Marion, a university lecturer aged 48 years, presented to her general practitioner complaining of persistent hoarseness for 4–5 weeks. Over the preceding 5 months she had suffered two prolonged episodes of bacterial sinusitis and an infective exacerbation of her asthma, each requiring several weeks of various antibiotics and oral prednisone, and each associated with transient hoarseness. Marion has generally well controlled asthma and has used a medium dose inhaled corticosteroid (fluticasone/salmeterol via dry powder inhaler) for many years. She has also used an intranasal corticosteroid (budesonide 64 μg daily) on a daily basis for 2 years to help control symptoms of rhinosinusitis. She is a lifelong nonsmoker and is otherwise in good health. She rinses her mouth after each inhaled corticosteroid dose. She has no pets and does not live on a farm. The only travel she has done in the past few years is to the United Kingdom to attend a conference. During this trip she did
not travel to any rural areas.
Marion's GP was concerned about the persistent hoarseness and referred her to an ear, nose and throat (ENT) surgeon who examined her lower pharynx and larynx with a fibre optic scope. In his letter back to the GP he described seeing 'a small red nodule' on her left vocal cord at laryngoscopy. There were no other abnormal findings and she was advised to watch and wait.
After several weeks she returned to the ENT surgeon with worsening hoarseness. This time he performed microlaryngoscopy which demonstrated an inflamed, bulky left vocal cord covered with white debris. A biopsy was taken which was reported as growing both Aspergillus and Cryptococcus species. Marion was commenced on itraconazole 100 mg/day oral for 1 month. Despite several weeks of antifungal treatment, her symptoms did not improve. A microbiologist was consulted who suggested repeating the biopsy to reconfirm the pathogen. This second biopsy grew Candida species, and she was changed to fluconazole 200 mg/day oral for 2 weeks and referred to a speech therapist with gradual resolution of her hoarseness over the next 6 months. Marion had a chest X-ray (screening for lung cancer), which was unremarkable, and tests for human immunodeficiency virus (HIV) serology, full blood count and fasting blood glucose, which were all normal.

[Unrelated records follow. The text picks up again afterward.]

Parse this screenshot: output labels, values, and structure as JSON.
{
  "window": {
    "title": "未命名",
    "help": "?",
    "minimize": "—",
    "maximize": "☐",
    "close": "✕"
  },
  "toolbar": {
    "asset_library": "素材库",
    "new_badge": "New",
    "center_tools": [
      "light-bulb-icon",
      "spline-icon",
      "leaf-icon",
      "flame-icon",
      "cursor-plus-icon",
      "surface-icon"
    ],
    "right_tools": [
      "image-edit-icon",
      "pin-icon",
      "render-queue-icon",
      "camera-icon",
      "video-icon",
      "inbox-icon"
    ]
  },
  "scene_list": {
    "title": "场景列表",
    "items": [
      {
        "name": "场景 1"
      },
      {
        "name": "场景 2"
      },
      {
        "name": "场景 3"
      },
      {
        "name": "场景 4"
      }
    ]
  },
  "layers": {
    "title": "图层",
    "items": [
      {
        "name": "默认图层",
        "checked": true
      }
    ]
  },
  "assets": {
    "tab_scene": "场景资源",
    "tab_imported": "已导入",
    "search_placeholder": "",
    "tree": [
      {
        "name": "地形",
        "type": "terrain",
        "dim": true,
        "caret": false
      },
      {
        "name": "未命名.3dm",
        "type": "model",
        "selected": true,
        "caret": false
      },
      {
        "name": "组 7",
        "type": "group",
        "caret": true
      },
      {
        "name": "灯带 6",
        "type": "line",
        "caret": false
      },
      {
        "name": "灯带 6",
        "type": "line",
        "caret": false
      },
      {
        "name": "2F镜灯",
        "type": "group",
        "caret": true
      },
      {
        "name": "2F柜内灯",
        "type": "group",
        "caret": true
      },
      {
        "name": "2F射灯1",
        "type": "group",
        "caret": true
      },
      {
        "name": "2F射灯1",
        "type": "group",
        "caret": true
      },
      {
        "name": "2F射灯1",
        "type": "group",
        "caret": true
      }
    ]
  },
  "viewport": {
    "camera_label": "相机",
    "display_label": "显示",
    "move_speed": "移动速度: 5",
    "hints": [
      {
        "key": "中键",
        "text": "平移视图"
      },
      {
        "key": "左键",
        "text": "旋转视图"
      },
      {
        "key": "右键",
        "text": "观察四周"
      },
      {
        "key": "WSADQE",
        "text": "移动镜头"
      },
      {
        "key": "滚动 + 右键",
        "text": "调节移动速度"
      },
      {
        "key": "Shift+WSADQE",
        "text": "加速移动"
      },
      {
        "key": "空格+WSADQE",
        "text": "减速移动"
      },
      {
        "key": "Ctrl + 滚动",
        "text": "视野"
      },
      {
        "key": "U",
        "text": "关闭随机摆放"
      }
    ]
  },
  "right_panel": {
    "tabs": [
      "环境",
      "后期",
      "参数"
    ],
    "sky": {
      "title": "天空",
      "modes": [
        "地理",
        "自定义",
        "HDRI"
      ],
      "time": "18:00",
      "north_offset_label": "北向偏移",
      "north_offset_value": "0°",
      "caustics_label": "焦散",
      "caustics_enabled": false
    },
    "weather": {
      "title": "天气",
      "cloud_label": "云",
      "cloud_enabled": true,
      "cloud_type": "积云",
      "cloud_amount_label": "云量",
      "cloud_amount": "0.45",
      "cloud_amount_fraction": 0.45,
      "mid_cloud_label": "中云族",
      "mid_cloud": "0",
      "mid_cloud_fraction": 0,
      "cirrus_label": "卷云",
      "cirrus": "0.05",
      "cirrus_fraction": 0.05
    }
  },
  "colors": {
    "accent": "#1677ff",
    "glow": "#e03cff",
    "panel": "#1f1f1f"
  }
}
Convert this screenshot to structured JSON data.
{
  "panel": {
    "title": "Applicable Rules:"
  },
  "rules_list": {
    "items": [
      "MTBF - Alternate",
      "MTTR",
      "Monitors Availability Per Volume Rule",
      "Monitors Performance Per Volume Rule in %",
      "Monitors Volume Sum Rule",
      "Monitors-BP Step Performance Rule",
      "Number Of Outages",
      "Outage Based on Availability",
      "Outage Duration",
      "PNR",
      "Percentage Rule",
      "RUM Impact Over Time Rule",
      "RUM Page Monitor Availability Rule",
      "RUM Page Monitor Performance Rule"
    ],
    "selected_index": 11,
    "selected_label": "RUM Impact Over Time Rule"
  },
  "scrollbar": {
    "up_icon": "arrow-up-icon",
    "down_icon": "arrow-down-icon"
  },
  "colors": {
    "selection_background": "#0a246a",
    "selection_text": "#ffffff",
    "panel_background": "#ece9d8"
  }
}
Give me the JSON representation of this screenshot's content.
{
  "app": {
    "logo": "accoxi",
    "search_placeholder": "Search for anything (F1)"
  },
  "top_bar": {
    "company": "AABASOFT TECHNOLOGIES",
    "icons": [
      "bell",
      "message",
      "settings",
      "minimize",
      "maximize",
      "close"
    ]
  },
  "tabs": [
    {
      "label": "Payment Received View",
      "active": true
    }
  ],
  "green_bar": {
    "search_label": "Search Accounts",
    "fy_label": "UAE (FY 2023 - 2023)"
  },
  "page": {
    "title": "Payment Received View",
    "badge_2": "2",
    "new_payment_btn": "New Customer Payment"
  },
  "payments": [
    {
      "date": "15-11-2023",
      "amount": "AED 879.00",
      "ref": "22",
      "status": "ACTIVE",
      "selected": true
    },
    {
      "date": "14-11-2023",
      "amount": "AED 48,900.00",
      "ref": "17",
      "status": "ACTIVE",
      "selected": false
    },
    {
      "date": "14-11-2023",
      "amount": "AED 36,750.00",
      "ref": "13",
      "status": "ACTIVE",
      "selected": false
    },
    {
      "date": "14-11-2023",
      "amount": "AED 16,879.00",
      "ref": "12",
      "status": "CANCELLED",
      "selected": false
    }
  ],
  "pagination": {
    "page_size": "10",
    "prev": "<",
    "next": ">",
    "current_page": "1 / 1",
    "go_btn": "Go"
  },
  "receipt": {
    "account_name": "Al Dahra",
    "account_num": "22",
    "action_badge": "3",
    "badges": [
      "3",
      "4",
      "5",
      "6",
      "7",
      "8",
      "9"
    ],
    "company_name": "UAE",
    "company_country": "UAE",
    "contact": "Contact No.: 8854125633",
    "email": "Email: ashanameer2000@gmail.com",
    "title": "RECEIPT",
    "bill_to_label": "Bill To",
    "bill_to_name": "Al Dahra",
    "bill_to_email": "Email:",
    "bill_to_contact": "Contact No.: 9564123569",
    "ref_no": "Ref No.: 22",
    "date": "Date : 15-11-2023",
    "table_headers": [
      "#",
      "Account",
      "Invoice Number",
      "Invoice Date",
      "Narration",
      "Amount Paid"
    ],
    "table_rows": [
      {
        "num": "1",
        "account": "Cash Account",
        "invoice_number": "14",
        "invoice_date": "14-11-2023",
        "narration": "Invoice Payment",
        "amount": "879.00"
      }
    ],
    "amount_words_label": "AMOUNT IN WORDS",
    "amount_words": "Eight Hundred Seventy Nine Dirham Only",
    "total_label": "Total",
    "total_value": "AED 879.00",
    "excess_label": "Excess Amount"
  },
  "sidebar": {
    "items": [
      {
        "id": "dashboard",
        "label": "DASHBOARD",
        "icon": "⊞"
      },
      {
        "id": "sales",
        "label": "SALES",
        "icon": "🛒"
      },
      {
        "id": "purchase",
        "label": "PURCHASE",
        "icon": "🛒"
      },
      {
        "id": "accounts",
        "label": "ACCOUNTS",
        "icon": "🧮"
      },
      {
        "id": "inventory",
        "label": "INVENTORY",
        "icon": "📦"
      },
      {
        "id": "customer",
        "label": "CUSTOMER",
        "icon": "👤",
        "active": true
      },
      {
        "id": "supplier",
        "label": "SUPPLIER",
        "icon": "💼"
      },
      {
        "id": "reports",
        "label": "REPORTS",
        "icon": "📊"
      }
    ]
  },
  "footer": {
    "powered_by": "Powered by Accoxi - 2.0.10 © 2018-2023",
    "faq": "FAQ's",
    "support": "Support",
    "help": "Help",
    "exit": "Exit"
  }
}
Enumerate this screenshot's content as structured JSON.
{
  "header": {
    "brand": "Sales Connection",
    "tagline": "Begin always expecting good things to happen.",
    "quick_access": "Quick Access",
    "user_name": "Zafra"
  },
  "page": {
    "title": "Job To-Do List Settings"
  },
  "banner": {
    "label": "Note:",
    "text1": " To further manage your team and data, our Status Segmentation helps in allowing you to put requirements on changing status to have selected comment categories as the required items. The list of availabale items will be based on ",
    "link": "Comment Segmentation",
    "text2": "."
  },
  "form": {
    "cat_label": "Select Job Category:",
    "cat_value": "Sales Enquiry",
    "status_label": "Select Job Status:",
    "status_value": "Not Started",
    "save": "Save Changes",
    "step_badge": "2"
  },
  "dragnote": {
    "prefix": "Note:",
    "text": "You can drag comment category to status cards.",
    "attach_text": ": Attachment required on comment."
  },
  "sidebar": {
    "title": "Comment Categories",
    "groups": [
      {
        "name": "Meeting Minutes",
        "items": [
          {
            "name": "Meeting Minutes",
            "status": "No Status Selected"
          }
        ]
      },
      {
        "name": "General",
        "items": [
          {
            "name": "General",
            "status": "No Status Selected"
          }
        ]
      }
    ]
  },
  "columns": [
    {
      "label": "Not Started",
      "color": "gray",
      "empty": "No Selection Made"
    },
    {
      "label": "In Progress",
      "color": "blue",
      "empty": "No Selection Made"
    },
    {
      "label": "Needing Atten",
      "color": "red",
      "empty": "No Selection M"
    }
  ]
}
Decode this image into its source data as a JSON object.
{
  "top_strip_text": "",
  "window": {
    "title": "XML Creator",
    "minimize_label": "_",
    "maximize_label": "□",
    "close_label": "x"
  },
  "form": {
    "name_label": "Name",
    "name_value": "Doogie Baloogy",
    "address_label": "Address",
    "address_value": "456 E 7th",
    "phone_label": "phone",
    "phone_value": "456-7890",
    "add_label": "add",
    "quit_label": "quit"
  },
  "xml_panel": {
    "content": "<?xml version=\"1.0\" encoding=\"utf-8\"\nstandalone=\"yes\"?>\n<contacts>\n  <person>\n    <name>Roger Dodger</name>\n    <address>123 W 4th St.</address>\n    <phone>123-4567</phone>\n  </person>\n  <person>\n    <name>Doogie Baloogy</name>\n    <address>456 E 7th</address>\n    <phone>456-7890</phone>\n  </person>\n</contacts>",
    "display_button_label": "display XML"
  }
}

Marion's asthma had been well controlled for many years on a medium dose inhaled corticosteroid. She was referred to a respiratory physician for an opinion on ongoing management of her asthma and the decision was made to cease her inhaled and intranasal corticosteroids. She was temporarily changed to montelukast sodium 10 mg/day oral, however, this is not subsidised on the Pharmaceutical Benefits Scheme for adult asthma so she did not continue to use it. At the time of writing, she had ceased all her asthma medications and was doing surprisingly well.